What if the Flight to Varennes plotted by Marie Antoinette's favourite Count von Fersen to bring the deposed Royals to HRE wasn't successful and the Bourbons got stuck in France? How would this affect the first French Revolution and could the Bourbons create a successful counter-revolt and regain France with the King and the Dauphin under arrest by the revolutionaries?
 
The Royal Family is most likely going to be executed, since this is revolutionaries were are talking about here. Those people are nothing but hell-spawned monsters with an unquencheable bloodthirst; just look at the Terror they did in France during their (fortunately brief) rule...
 
I can't see them executing the king and certainly not the queen. They were the revolutionaries only leverage to prevent all out war against them. I mean as soon as they escaped the whole of the HRE bore down on them. Could you imagine what would happen if they didn't need to worry about gaining support for the restoration? The whole of France would burn. That's not even mentioning that for a lot of rual France the king was still an important figure. Executing him would risk internal revolt as well.
 
One of the interesting butterflies that may happen would the the prevention of the rise of Buonaparte in Italy. Buonaparte fled/returned home once the Coalition came in, and Louis XVI pretty much left him and Corsica alone one he was restored. After all, the French King had much bigger things to worry about than a recently-acquired Italian island.

Had the Bourbons not been restored, Buonaparte would have probably remained an artillery officer for the French Army, and had a decent chance of getting his head chopped off just like a vast majority of people who showed too much potential during the Terror.

So, no Buonaparte --> the House of Savoy stays intact --> no Unification --> Italy remains fractured in the early 1900s.
 
The Royal Family is most likely going to be executed, since this is revolutionaries were are talking about here.
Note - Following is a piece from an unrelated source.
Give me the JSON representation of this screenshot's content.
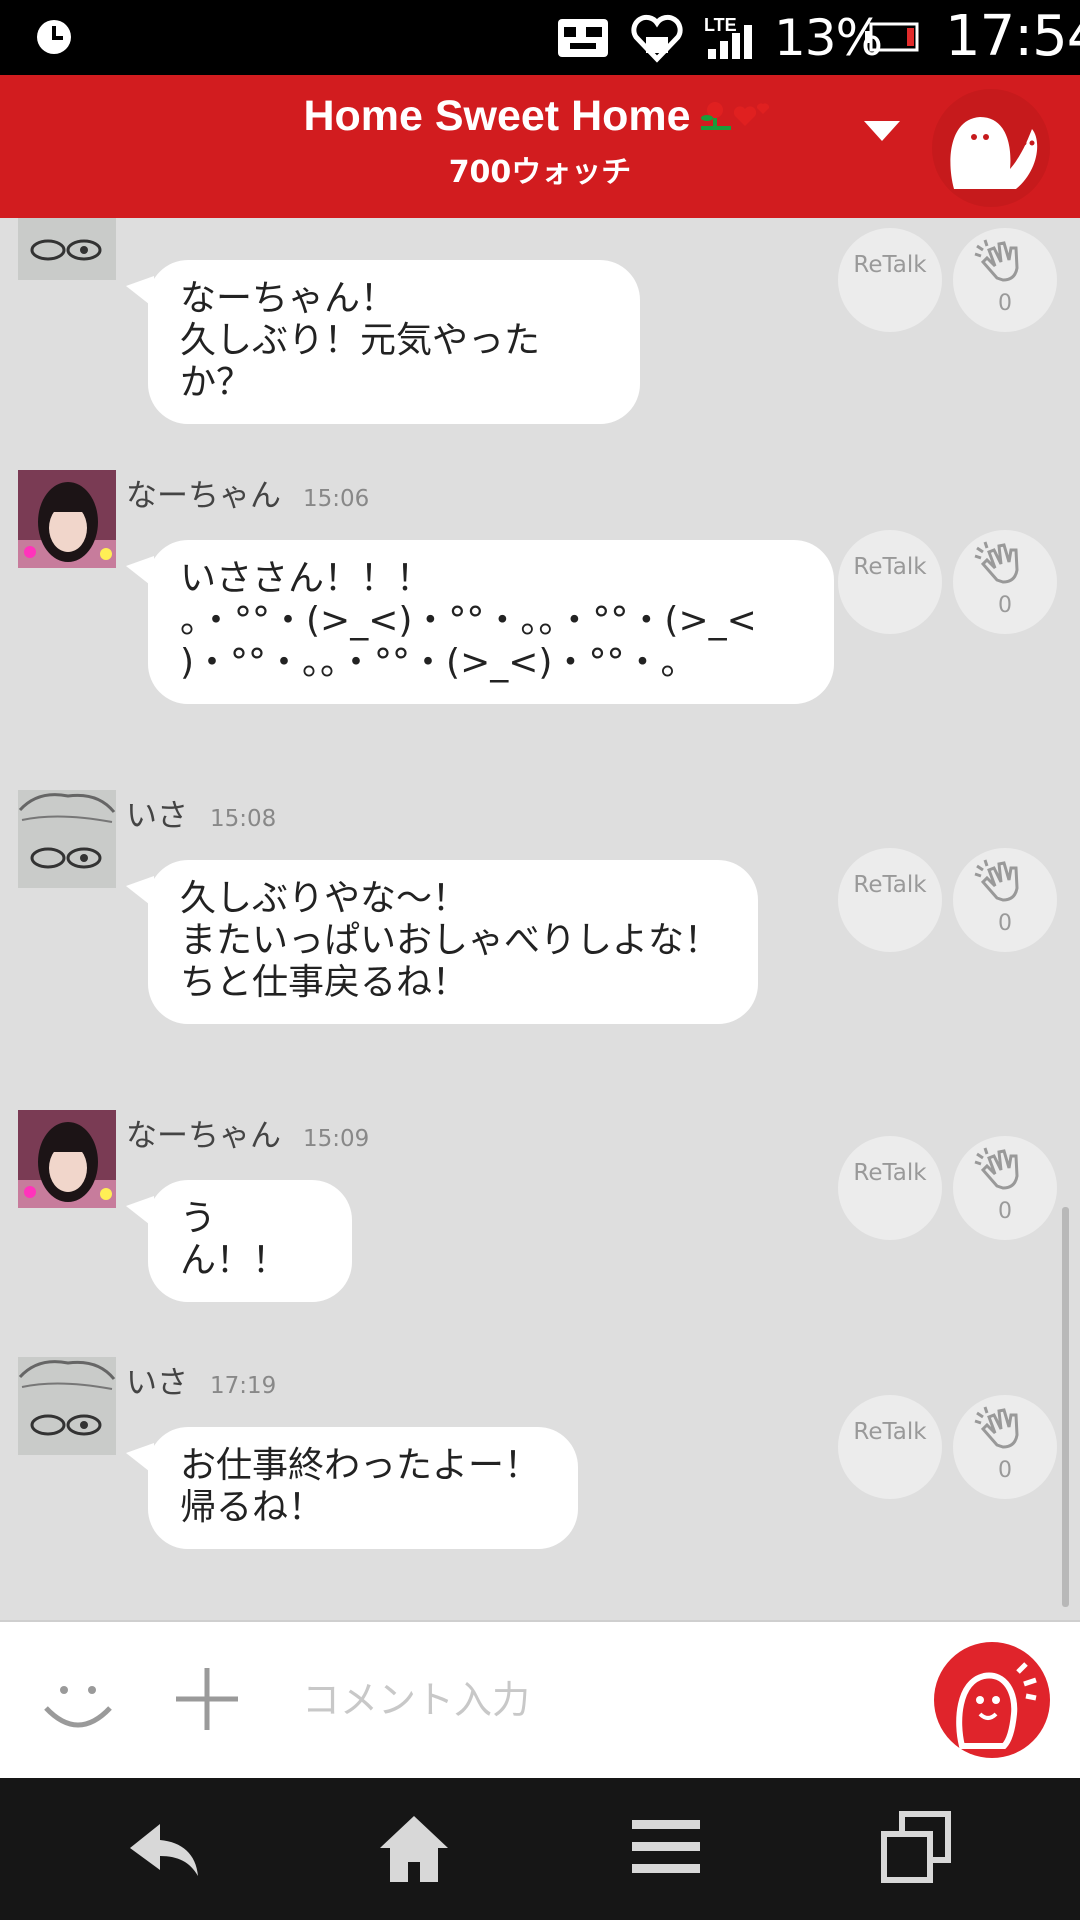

Those people are nothing but hell-spawned monsters with an unquencheable bloodthirst; just look at the Terror they did in France during their (fortunately brief) rule...

France is not England!!!

I swear every time this comes up the members of this site are ready to kill King Louis by every means imaginable, INCLUDING WILD DOGS!
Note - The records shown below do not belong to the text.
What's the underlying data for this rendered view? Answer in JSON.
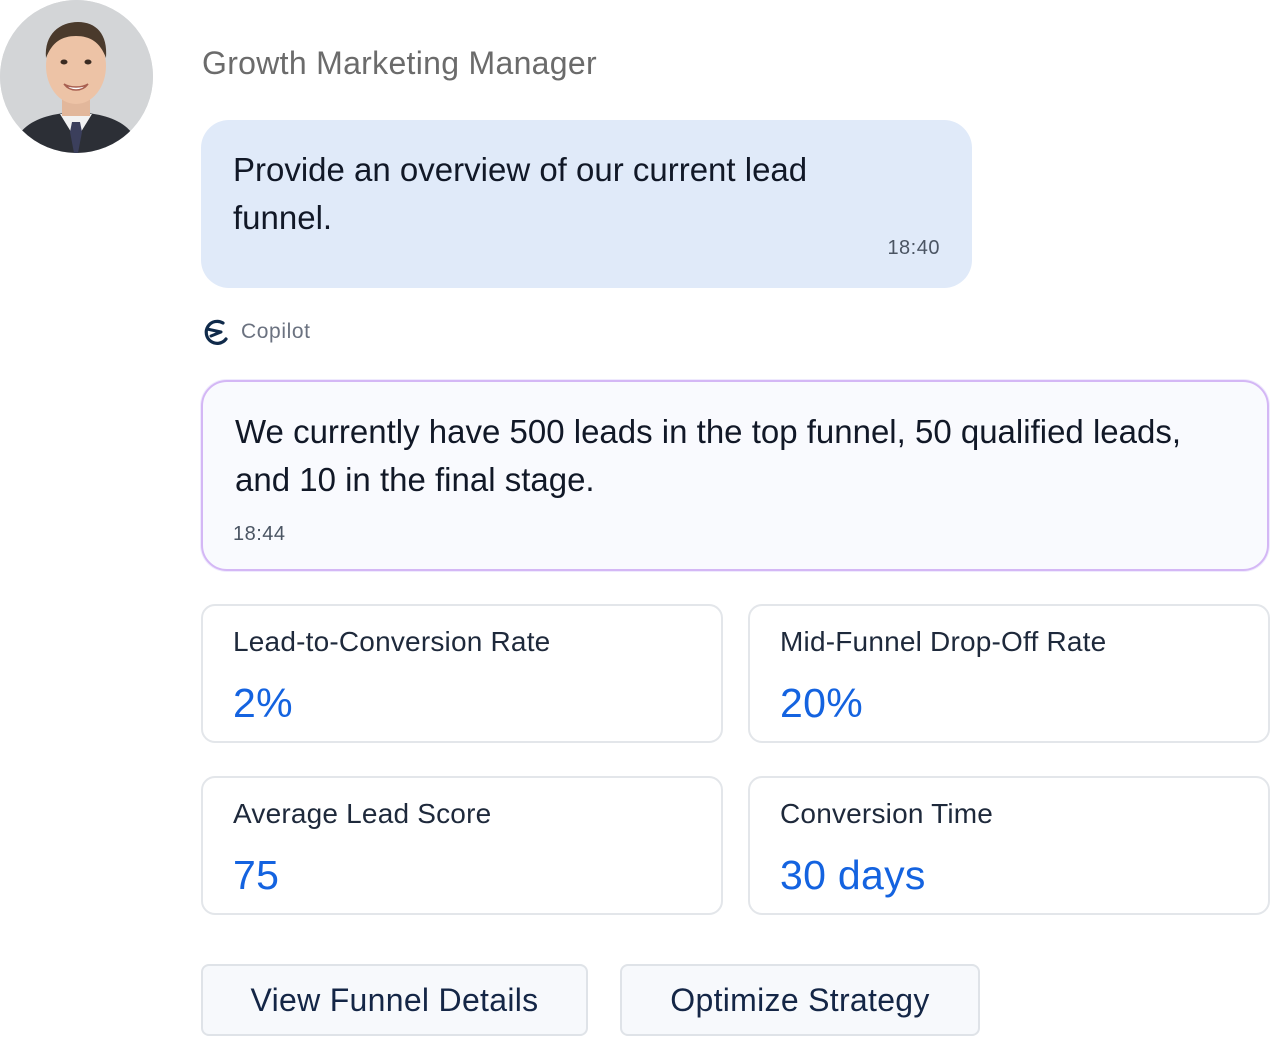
{
  "header": {
    "role_title": "Growth Marketing Manager"
  },
  "messages": [
    {
      "sender": "user",
      "text": "Provide an overview of our current lead funnel.",
      "time": "18:40"
    },
    {
      "sender": "assistant",
      "text": "We currently have 500 leads in the top funnel, 50 qualified leads, and 10 in the final stage.",
      "time": "18:44"
    }
  ],
  "assistant": {
    "name": "Copilot",
    "icon": "copilot-logo-icon"
  },
  "metrics": [
    {
      "label": "Lead-to-Conversion Rate",
      "value": "2%"
    },
    {
      "label": "Mid-Funnel Drop-Off Rate",
      "value": "20%"
    },
    {
      "label": "Average Lead Score",
      "value": "75"
    },
    {
      "label": "Conversion Time",
      "value": "30 days"
    }
  ],
  "actions": {
    "view_funnel_details": "View Funnel Details",
    "optimize_strategy": "Optimize Strategy"
  },
  "colors": {
    "user_bubble": "#e0eaf9",
    "assistant_border": "#d4b7f5",
    "metric_value": "#1463e0"
  }
}
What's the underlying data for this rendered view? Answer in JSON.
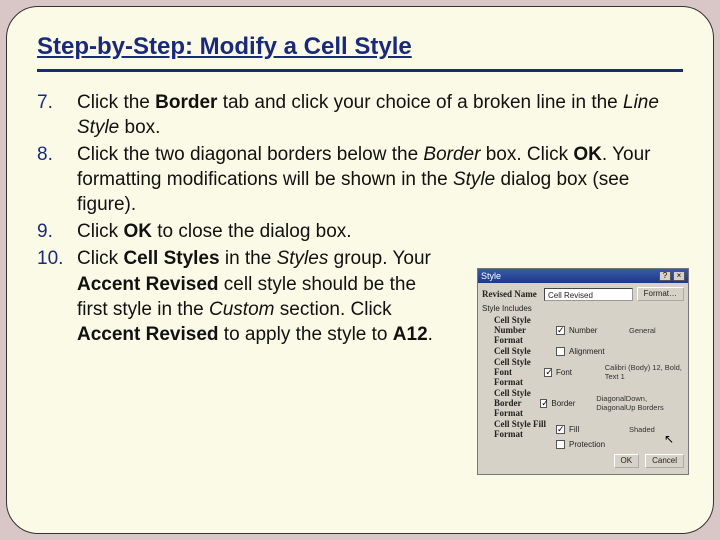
{
  "title": "Step-by-Step: Modify a Cell Style",
  "steps": {
    "s7": {
      "num": "7.",
      "p1": "Click the ",
      "b1": "Border",
      "p2": " tab and click your choice of a broken line in the ",
      "i1": "Line Style",
      "p3": " box."
    },
    "s8": {
      "num": "8.",
      "p1": "Click the two diagonal borders below the ",
      "i1": "Border",
      "p2": " box. Click ",
      "b1": "OK",
      "p3": ". Your formatting modifications will be shown in the ",
      "i2": "Style",
      "p4": " dialog box (see figure)."
    },
    "s9": {
      "num": "9.",
      "p1": "Click ",
      "b1": "OK",
      "p2": " to close the dialog box."
    },
    "s10": {
      "num": "10.",
      "p1": "Click ",
      "b1": "Cell Styles",
      "p2": " in the ",
      "i1": "Styles",
      "p3": " group. Your ",
      "b2": "Accent Revised",
      "p4": " cell style should be the first style in the ",
      "i2": "Custom",
      "p5": " section. Click ",
      "b3": "Accent Revised",
      "p6": " to apply the style to ",
      "b4": "A12",
      "p7": "."
    }
  },
  "dialog": {
    "title": "Style",
    "btn_help": "?",
    "btn_close": "×",
    "name_label": "Revised Name",
    "name_value": "Cell Revised",
    "format_btn": "Format…",
    "section": "Style Includes",
    "rows": {
      "num": {
        "lbl": "Cell Style Number Format",
        "opt": "Number",
        "val": "General"
      },
      "align": {
        "lbl": "Cell Style",
        "opt": "Alignment",
        "val": ""
      },
      "font": {
        "lbl": "Cell Style Font Format",
        "opt": "Font",
        "val": "Calibri (Body) 12, Bold, Text 1"
      },
      "brd": {
        "lbl": "Cell Style Border Format",
        "opt": "Border",
        "val": "DiagonalDown, DiagonalUp Borders"
      },
      "fill": {
        "lbl": "Cell Style Fill Format",
        "opt": "Fill",
        "val": "Shaded"
      },
      "prot": {
        "lbl": "",
        "opt": "Protection",
        "val": ""
      }
    },
    "ok": "OK",
    "cancel": "Cancel"
  }
}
Sorry to rain on your collective bloodlust, but the French people would never tolerate the killing of a King or Dauphin, ever. It's ASB, period.
 
France is not England!!!

I swear every time this comes up the members of this site are ready to kill King Louis by every means imaginable, INCLUDING WILD DOGS!

Sorry to rain on your collective bloodlust, but the French people would never tolerate the killing of a King or Dauphin, ever. It's ASB, period.

It almost happened IOTL, though. Hell, in fact, there were quite a few people who wouldn't have given two shits if the royals had been murdered by the time the Flight occurred. In fact, there were riots for several days straight after they were restored.....not to mention an assassination attempt on Count Von Fersen himself! And after the Bourbons were *finally* thrown out for good in 1847(Albeit mostly non-violently this time), why do you think that the HRE was (bloodily) dismantled and stomped into the dust after they lost the Pan-European War(by that point, even the Russians thought they were bad news!)? There was a *lot* of resentment that had built up against the old royal families up until then, and it wasn't just going to magically disappear.

(Interesting fact, btw: Crown Prince Conrad, supposedly a great nephew by marriage of Count von Fersen, and who would have been second in line for the HRE's throne at the time of its dismemberment, emigrated to the U.S. temporarily after his exile, where he later offered his services to the Confederacy during the Civil War.....as did many other exiled German noblemen who arrived in the U.S. south of the Ohio; he apparently viewed the C.S.A. as an anti-revolutionary reaction, as it were, against the supposed "tyrant", William Garrison, in Washington.....this, despite Garrison being one of the most libertine Presidents of the era.....or perhaps *because* of that, maybe.)

Whereas the assassination of Ernest Augustus in 1846 genuinely horrified many Britons, despite his incredible unpopularity, and his killers were all sentenced to very long jail terms(and one man executed!) after Caroline's succession was made clear.